Hinsichtlich der Verurteilung wegen dieses Verstoßes bestehen keine verfassungsrechtlichen Bedenken. Art. 8 Abs. 1 GG wird durch die Vorschriften der EBO in verfassungsmäßiger Weise eingeschränkt. Auch hat das OLG bei der Auslegung und Anwendung der Vorschriften Art. 8 Abs. 1 GG nicht verkannt. Anders als die Bestimmungen des VersG bezieht sich die EBO nicht speziell auf ein Verhalten im Zusammenhang mit verbotenen Demonstrationen. Vielmehr wirkt diese einer generellen Gefahr für die Sicherheit des Schienenverkehrs entgegen. Ihre Anwendung hängt also nicht von der Rechtmäßigkeit des Versammlungsverbots ab.

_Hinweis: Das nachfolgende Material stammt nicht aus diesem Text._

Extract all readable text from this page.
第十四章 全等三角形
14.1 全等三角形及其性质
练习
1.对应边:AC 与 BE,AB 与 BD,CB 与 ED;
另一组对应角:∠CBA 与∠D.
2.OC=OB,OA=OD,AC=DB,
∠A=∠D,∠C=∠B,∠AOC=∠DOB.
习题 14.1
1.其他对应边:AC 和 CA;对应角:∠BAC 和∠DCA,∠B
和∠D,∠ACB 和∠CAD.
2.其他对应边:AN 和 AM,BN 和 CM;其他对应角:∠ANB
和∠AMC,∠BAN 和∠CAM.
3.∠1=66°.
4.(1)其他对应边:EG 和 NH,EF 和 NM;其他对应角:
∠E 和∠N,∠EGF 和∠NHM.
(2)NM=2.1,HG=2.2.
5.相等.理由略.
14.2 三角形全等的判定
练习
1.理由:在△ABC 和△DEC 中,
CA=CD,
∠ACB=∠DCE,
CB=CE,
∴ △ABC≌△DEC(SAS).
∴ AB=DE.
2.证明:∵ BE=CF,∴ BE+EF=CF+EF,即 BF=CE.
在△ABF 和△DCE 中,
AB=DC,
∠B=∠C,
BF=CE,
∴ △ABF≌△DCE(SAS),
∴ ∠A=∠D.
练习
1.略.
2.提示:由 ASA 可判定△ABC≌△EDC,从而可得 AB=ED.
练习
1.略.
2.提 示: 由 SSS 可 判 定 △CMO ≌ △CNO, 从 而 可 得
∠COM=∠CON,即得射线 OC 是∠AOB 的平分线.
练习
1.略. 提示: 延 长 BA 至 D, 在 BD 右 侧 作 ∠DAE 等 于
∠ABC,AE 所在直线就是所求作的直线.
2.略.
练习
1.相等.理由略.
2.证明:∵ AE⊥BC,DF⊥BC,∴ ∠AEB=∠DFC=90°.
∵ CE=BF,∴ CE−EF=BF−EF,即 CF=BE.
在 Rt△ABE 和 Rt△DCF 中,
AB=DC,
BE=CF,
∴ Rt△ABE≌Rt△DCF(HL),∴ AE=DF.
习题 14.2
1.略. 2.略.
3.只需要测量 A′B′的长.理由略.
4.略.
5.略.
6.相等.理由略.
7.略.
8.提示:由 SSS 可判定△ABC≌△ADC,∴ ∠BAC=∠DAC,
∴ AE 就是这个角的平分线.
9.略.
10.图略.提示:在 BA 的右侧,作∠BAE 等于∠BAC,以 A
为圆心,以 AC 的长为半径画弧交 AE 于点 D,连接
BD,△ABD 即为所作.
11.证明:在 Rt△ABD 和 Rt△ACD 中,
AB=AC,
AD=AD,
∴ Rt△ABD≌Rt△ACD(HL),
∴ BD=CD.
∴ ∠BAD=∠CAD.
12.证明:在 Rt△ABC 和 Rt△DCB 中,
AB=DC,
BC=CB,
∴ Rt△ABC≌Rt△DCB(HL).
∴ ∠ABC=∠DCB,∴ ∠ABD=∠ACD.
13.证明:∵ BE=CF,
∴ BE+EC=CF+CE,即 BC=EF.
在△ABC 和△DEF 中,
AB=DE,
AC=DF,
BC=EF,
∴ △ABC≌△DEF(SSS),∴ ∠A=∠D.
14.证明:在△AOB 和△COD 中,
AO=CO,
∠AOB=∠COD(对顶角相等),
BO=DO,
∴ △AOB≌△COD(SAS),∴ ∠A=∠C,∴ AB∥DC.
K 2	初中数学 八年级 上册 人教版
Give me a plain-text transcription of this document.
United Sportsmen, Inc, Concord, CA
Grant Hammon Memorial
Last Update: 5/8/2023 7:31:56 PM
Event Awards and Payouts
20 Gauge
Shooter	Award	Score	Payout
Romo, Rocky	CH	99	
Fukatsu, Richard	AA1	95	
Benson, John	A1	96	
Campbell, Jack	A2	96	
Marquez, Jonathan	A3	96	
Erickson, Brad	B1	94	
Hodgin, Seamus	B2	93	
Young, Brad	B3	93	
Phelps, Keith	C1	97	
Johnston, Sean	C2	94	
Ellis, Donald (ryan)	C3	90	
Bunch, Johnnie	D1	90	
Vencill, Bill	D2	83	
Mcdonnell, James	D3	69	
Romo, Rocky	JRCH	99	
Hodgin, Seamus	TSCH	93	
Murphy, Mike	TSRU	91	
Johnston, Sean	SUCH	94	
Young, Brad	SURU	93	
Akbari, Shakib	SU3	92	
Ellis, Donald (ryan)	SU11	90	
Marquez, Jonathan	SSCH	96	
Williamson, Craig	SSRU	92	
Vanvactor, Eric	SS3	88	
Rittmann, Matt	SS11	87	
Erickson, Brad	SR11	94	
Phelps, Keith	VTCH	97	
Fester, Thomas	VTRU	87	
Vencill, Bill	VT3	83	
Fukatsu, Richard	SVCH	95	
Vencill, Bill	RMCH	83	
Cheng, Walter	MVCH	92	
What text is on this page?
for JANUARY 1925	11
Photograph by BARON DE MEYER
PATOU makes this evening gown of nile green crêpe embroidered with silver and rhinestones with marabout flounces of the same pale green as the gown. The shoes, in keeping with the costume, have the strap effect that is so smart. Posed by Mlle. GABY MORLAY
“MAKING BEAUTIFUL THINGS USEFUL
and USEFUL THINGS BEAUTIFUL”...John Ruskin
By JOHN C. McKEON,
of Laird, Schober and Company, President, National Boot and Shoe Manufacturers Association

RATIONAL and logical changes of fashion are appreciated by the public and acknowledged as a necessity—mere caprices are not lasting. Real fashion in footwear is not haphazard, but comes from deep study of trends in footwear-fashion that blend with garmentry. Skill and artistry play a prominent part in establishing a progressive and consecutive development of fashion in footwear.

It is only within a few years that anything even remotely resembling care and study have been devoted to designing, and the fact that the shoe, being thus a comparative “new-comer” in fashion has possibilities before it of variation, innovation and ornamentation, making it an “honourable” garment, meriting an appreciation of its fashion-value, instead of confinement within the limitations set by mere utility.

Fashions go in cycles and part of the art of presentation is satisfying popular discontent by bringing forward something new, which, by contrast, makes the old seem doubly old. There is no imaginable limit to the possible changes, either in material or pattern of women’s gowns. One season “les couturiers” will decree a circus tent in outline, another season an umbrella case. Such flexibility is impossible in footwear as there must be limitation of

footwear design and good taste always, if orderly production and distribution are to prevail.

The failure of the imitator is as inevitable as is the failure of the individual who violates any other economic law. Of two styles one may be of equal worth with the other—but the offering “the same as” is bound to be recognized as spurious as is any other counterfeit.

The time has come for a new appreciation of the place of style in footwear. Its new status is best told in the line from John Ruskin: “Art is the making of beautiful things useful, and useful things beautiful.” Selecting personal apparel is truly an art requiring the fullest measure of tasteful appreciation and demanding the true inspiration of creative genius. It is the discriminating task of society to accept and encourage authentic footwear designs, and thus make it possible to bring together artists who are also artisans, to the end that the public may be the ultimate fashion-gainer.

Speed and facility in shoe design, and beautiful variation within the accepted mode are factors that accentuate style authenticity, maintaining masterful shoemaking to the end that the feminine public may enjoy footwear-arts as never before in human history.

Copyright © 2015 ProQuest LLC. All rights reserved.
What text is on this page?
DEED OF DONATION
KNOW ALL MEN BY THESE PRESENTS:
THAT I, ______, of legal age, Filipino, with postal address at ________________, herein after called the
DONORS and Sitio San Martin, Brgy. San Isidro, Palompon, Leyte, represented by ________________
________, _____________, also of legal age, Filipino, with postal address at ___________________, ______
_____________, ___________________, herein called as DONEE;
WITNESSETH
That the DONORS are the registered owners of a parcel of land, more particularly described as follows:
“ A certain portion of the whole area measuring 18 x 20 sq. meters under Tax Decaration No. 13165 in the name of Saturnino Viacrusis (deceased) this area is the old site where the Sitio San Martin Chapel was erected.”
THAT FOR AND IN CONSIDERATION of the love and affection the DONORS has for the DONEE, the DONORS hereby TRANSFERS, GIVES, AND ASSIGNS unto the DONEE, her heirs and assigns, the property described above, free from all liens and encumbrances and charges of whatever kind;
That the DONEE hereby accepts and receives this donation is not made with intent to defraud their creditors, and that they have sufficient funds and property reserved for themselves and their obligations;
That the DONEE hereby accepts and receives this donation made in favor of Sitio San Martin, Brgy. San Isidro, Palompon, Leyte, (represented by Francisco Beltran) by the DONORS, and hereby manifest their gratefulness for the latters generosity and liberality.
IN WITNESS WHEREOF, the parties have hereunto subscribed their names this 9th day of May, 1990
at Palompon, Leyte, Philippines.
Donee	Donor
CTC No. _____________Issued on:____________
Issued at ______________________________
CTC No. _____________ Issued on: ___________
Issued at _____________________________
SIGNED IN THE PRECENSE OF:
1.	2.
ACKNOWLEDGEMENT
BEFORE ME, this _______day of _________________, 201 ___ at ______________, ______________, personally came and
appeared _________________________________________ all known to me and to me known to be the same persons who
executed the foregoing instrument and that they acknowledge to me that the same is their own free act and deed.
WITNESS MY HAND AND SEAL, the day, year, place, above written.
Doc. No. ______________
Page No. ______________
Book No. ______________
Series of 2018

Aus verfassungsrechtlicher Sicht steht der Verurteilung auch nicht die Einlassung der Beschwerdeführerinnen entgegen, die von ihnen blockierten Bahnanlagen seien stillgelegt und würden nur noch gelegentlich für Castor- Transporte benutzt. Am Tag der Blockade wurde auf der Strecke ein Castor- Behälter transportierender Zug erwartet, auf dessen Blockade es den Beschwerdeführerinnen gerade ankam.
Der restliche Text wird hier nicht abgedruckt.